Derivation of Swap rate formula

Assuming usual notation, I derive the floating rate and fixed rate payoffs and set them equal. The par swap rate I get thus is:

$$S_{mn}\mid_{t=0} = {\sum_{i=m}^{N-1} \tau_i L(0, T_{i-1}, T_i)Z_{0i} \over \sum_{n=m}^{N-1} \tau \cdot Z_{0i}}$$

When the $$L$$ and $$Z$$ curves are identical, the following can result as per the textbook - but I am not sure how?

$$S_{mn} = {Z_{0m} - Z_{0n} \over \sum_{i=0}^{N-1} \tau \cdot Z_{0i}}$$

If $$L$$ and $$Z$$ curves are identical, you are in a single curve frame work.

A swap can be seen as a long position in a fixed rate bond and a short position in a floating rate bond. (I'll use yearly payments 30/360 in order to be able to ignore the $$\tau$$ =1 and simplify the notation)

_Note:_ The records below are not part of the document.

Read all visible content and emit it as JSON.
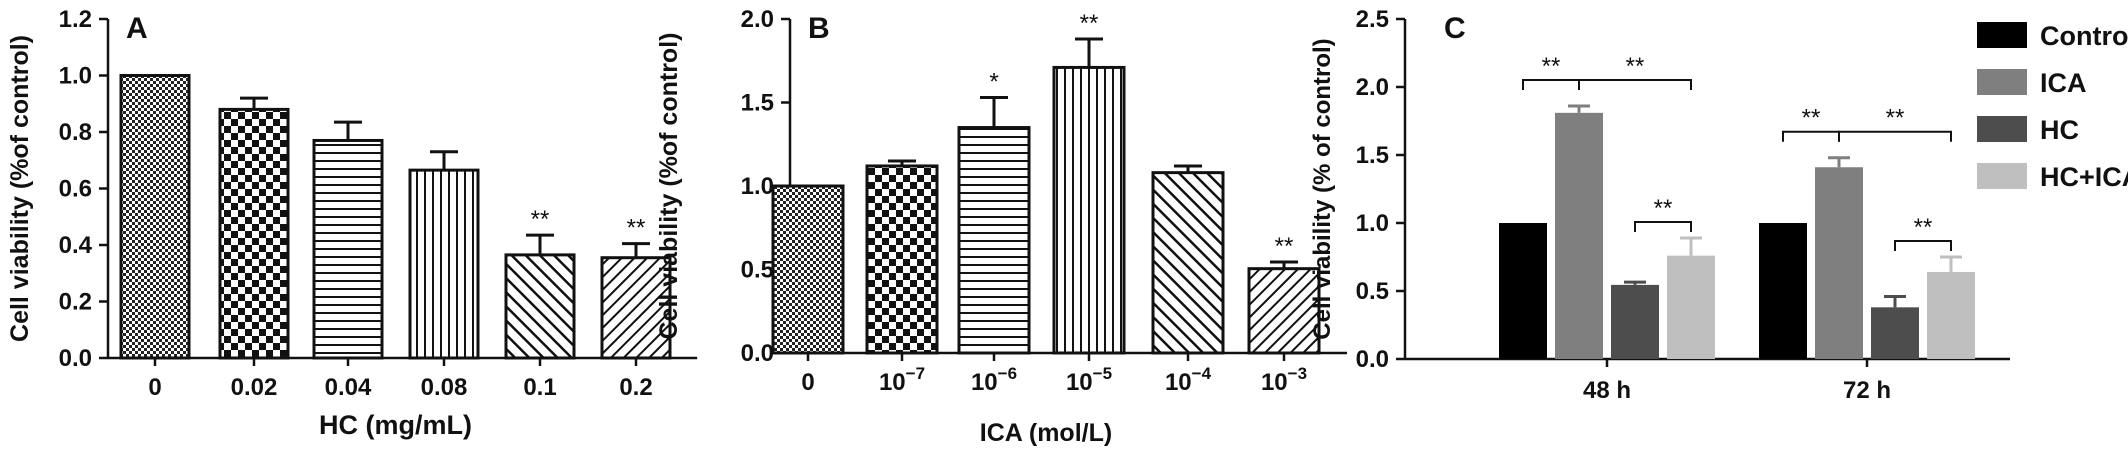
{
  "chart_data": [
    {
      "type": "bar",
      "panel": "A",
      "title": "",
      "xlabel": "HC (mg/mL)",
      "ylabel": "Cell viability (%of control)",
      "ylim": [
        0,
        1.2
      ],
      "yticks": [
        "0.0",
        "0.2",
        "0.4",
        "0.6",
        "0.8",
        "1.0",
        "1.2"
      ],
      "categories": [
        "0",
        "0.02",
        "0.04",
        "0.08",
        "0.1",
        "0.2"
      ],
      "values": [
        1.0,
        0.88,
        0.77,
        0.665,
        0.365,
        0.355
      ],
      "errors": [
        0,
        0.04,
        0.065,
        0.065,
        0.07,
        0.05
      ],
      "significance": [
        "",
        "",
        "",
        "",
        "**",
        "**"
      ],
      "patterns": [
        "checker-fine",
        "checker-coarse",
        "horizontal",
        "vertical",
        "diagonal-up",
        "diagonal-down"
      ],
      "grid": false
    },
    {
      "type": "bar",
      "panel": "B",
      "title": "",
      "xlabel": "ICA (mol/L)",
      "ylabel": "Cell viability (%of control)",
      "ylim": [
        0,
        2.0
      ],
      "yticks": [
        "0.0",
        "0.5",
        "1.0",
        "1.5",
        "2.0"
      ],
      "categories": [
        {
          "base": "0",
          "exp": ""
        },
        {
          "base": "10",
          "exp": "−7"
        },
        {
          "base": "10",
          "exp": "−6"
        },
        {
          "base": "10",
          "exp": "−5"
        },
        {
          "base": "10",
          "exp": "−4"
        },
        {
          "base": "10",
          "exp": "−3"
        }
      ],
      "values": [
        1.0,
        1.12,
        1.35,
        1.71,
        1.08,
        0.505
      ],
      "errors": [
        0,
        0.03,
        0.18,
        0.17,
        0.04,
        0.04
      ],
      "significance": [
        "",
        "",
        "*",
        "**",
        "",
        "**"
      ],
      "patterns": [
        "checker-fine",
        "checker-coarse",
        "horizontal",
        "vertical",
        "diagonal-up",
        "diagonal-down"
      ],
      "grid": false
    },
    {
      "type": "bar",
      "panel": "C",
      "title": "",
      "xlabel": "",
      "ylabel": "Cell viability (% of control)",
      "ylim": [
        0,
        2.5
      ],
      "yticks": [
        "0.0",
        "0.5",
        "1.0",
        "1.5",
        "2.0",
        "2.5"
      ],
      "categories": [
        "48 h",
        "72 h"
      ],
      "series": [
        {
          "name": "Control",
          "color": "#000000",
          "values": [
            1.0,
            1.0
          ],
          "errors": [
            0,
            0
          ]
        },
        {
          "name": "ICA",
          "color": "#7f7f7f",
          "values": [
            1.81,
            1.41
          ],
          "errors": [
            0.05,
            0.07
          ]
        },
        {
          "name": "HC",
          "color": "#4d4d4d",
          "values": [
            0.545,
            0.38
          ],
          "errors": [
            0.02,
            0.08
          ]
        },
        {
          "name": "HC+ICA",
          "color": "#bfbfbf",
          "values": [
            0.76,
            0.64
          ],
          "errors": [
            0.13,
            0.11
          ]
        }
      ],
      "brackets": [
        {
          "group": 0,
          "from": 0,
          "to": 1,
          "label": "**"
        },
        {
          "group": 0,
          "from": 1,
          "to": 3,
          "label": "**"
        },
        {
          "group": 0,
          "from": 2,
          "to": 3,
          "label": "**"
        },
        {
          "group": 1,
          "from": 0,
          "to": 1,
          "label": "**"
        },
        {
          "group": 1,
          "from": 1,
          "to": 3,
          "label": "**"
        },
        {
          "group": 1,
          "from": 2,
          "to": 3,
          "label": "**"
        }
      ],
      "legend_position": "right",
      "grid": false
    }
  ]
}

$$DF_1 \times C^{fixed} + ... + DF_n \times C^{fixed} + DF_n - (DF_1 \times C_1^{float} + ... + DF_n \times C_n^{float} + DF_n ) = 0$$

But because in a single curve framework (forward curve = discount curve) a floating rate bond with zero spread will always be at par, you have:

$$DF_1 \times C_1^{float} + ... + DF_n \times C_n^{float} + DF_n = 1$$

and so you only have to worry about the fixed leg:

$$DF_1 \times C^{fixed} + ... + DF_n \times C^{fixed} + DF_n - 1 = 0$$

$$DF_1 \times C^{fixed} + ... + DF_n \times C^{fixed} + DF_n = 1$$

If you rearrange this in terms of the fixed rate ($$C^{fixed}$$), you get:

$$C^{fixed} = \frac{1 - DF_n}{\sum^n_{i=1}DF_i}$$

Which is the formula you showed, just with a different notation.

The intuition of this formula is that you are determining the fixed rate on a bond where the sum of the present value of the interest payments plus the price of the zero coupon bond will be one.

You can also easily adjust this for a forward starting swap.